The child had never rallied from the accident which had befallen him. For several days and nights he had lain in a state of coma; and then, still unconscious, he had passed away. His watchers scarcely knew at what moment he ceased to breathe; even the General, who had seldom left his side, could not tell exactly when the child died. So peacefully the little life came to a close that it seemed only that his sleep was preternaturally long. And with him a long course of perplexity and deceit seemed likely also to have its end.
Mrs. Vane had disappointed and displeased the General during the boy's illness; she had steadily refused to nurse him—even to see him, towards the end. The General was an easy and indulgent husband, but he noticed that his wife seemed to have no love for the child who was all in all to him. The worst came when Flossy refused to look at the boy's dead face when he was gone. The General reproached her for her hardness of heart, and declared bitterly that the child had never known a mother's love. And Flossy did not easily forgive the imputation, although she professed to accept it meekly, and to excuse herself by saying that her nerves were too delicate to bear the shock of seeing a dead child.
Troubles seemed to heap themselves upon the General's head. His boy had gone; Enid, whom he tenderly loved, had left his house; Hubert, to whom also he was much attached, lay ill again, and was scarcely expected to recover. By the time the funeral was over, the General had worked himself up to such a state of nervous anxiety, that it was felt by his friends that some immediate change must be made in his manner of life. And here a suggestion of Flossy's became unexpectedly useful—she proposed that the General should go to his sister's for a time, and that she should stay at Hubert's lodging.

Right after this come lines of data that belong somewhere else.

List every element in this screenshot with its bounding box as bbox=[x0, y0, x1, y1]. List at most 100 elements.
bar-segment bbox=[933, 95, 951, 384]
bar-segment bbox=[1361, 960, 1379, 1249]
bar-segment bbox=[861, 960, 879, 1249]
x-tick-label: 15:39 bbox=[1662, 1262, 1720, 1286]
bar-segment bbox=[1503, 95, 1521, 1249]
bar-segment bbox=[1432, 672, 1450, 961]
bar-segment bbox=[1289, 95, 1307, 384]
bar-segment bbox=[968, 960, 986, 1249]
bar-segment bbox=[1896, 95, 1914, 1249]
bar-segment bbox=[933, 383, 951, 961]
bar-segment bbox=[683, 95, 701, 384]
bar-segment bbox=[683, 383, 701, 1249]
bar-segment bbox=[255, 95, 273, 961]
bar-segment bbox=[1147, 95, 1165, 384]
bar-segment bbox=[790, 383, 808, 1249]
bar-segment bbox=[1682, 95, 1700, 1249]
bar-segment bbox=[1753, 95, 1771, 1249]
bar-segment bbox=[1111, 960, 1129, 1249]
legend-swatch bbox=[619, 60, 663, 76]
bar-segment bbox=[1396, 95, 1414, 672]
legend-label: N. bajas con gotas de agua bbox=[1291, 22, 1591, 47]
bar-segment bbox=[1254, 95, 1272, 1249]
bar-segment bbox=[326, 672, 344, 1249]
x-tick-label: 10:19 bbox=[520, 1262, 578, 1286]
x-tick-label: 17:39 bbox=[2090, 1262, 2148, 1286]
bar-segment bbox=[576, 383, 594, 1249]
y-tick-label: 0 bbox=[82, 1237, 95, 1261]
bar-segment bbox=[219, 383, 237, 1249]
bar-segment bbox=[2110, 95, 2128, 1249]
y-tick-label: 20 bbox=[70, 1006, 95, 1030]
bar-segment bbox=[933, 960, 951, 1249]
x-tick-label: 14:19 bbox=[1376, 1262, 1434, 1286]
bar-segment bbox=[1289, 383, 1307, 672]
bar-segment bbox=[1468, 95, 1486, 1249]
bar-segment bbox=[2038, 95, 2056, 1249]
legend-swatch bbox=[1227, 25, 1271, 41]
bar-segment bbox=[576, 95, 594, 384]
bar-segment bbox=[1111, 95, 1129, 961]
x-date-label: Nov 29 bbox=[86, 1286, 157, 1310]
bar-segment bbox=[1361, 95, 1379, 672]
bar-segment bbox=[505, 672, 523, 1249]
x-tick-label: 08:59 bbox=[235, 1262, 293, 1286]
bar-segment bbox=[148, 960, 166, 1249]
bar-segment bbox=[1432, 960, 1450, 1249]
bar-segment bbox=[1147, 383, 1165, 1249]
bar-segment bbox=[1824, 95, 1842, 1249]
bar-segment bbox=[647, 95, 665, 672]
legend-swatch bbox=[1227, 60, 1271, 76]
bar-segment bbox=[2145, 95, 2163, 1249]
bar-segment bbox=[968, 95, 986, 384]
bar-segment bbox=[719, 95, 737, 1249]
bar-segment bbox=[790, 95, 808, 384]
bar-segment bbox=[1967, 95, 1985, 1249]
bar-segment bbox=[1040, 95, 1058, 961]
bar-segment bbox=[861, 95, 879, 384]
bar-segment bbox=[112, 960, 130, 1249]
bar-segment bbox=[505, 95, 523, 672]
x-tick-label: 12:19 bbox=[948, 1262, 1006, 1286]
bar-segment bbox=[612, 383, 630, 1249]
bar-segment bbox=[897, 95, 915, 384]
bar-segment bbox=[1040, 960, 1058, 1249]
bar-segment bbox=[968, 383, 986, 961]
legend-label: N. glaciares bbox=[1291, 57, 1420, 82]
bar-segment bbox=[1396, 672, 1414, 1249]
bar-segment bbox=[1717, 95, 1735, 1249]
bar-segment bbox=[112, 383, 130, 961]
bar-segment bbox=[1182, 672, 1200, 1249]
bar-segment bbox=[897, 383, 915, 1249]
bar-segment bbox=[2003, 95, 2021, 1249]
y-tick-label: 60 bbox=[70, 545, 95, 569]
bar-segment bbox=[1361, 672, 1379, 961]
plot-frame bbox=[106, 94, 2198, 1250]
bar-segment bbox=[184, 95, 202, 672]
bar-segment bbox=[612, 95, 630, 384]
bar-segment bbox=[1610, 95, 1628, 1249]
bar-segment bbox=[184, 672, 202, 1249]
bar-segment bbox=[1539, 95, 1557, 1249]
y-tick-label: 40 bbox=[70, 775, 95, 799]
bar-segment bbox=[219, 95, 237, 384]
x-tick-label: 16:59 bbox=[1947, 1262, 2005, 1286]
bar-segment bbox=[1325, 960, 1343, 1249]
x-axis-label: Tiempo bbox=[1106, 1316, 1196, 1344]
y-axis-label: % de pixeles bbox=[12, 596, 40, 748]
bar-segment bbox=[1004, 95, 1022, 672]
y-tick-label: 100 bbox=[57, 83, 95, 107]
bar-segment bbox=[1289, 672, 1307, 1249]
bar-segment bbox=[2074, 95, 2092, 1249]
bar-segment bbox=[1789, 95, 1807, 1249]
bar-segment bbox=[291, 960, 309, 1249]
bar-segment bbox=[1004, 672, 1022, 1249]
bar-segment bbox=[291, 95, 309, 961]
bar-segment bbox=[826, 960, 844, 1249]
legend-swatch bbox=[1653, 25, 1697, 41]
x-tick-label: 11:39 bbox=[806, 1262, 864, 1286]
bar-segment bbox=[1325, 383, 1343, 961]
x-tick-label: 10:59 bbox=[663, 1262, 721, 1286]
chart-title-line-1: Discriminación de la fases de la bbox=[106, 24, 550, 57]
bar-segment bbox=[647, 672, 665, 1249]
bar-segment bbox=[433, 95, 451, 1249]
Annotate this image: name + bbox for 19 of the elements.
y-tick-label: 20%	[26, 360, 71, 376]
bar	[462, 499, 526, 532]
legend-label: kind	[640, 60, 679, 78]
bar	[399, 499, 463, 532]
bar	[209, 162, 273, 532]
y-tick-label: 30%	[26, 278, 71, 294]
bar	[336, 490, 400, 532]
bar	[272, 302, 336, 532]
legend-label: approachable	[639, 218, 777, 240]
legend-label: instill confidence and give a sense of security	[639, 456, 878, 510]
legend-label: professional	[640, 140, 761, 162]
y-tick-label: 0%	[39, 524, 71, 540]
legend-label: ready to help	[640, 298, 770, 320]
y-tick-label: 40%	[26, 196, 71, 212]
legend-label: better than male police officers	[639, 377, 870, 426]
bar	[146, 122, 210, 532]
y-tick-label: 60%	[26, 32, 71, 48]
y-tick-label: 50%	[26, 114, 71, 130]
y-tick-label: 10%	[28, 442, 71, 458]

It was not that she cared very much for her brother, or that she was likely to prove a good nurse, but that she was afraid, from what Sabina said, that Hubert might be doing something rash—making confession perhaps, or taking Cynthia West into his confidence. If she were on the spot, she felt that she could hinder any such rash proceeding with Sabina's help.
But Sabina was not to the fore. When she heard that Mrs. Vane was coming to town, she threw up her engagement and went back to her aunt's at Camden Town. A trained nurse took her place, and Mrs. Vane lodged in the house.